Boris Yakovlevich Levin (Russian: Борис Яковлевич Левин, 22 December 1906 – 24 August 1993) was a Soviet mathematician who made significant contributions to function theory.

Boris Yakovlevich Levin was born 22 December 1906 in Odessa.

In 1932 he graduated from the University of North Caucasus (Rostov-on-Don). From 1935 to 1949 he is Professor and Head of the Department of Mathematics of the Odessa Institute of Marine Engineers.

In 1949, invited by N. I. Akhiezer, he moved to Kharkov, and since that time he worked at the Kharkov State University.

In 1969 he organized the Department of Function Theory in the Institute for Low Temperature Physics and Engineering of Ukrainian Academy of Sciences, in which he worked until his last days (as a Chief of the Department he worked until 1986).
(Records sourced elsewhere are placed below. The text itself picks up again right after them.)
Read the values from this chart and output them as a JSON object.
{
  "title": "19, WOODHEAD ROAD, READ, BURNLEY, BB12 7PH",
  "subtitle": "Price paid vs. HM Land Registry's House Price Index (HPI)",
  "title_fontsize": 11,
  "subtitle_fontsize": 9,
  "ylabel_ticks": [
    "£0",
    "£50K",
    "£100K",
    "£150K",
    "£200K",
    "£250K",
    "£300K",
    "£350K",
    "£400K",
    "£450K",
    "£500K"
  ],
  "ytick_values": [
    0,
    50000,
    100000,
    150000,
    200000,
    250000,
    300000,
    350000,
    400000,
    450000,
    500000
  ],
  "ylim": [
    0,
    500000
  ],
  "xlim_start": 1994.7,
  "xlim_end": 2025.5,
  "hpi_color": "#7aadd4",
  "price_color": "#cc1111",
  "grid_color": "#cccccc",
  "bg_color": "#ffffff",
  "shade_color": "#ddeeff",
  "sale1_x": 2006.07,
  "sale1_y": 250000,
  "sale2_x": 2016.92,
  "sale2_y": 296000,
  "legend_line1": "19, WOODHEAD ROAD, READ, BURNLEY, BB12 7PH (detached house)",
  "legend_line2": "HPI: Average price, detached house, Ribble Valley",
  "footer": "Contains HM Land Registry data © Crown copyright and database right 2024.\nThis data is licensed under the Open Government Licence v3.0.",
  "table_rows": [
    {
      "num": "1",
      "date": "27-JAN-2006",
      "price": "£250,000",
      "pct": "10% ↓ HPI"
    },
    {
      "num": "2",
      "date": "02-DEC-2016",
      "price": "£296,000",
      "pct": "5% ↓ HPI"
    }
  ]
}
Levin died in Moscow on 24 August 1993, at the age of 86.

Research of B.Ya. Levin is concerned to the theory of entire functions, functional analysis, harmonic analysis, the theory of almost periodic and quasi-analytic functions. He obtained the fundamental results concerning non-harmonic Fourier series and operators preserving inequalities in various classes of entire functions of exponential type. Together with N.I. Akhiezer, he discovered a relation between extremal problems of the theory of entire functions and conformal transformations onto canonical domains. He introduced a class of operators of transformation, which is the basis for solving the inverse scattering problem.

The theory of entire functions of completely regular growth brought fame to Boris Yakovlevich Levin. He created this theory in the mid of 1930s concurrently with Albert Pfluger. This theory describes a very wide class of entire functions, containing the majority of entire functions encountered in applications. For the functions of this class, the relation between their behaviour at infinity and distribution of zeros can be described by the asymptotic formulas.

In 1956, Boris Yakovlevich had published his monograph "Distribution of zeros of entire functions", which was translated into German and English, and which is, to present days, the handbook for many professionals working in different areas of mathematics.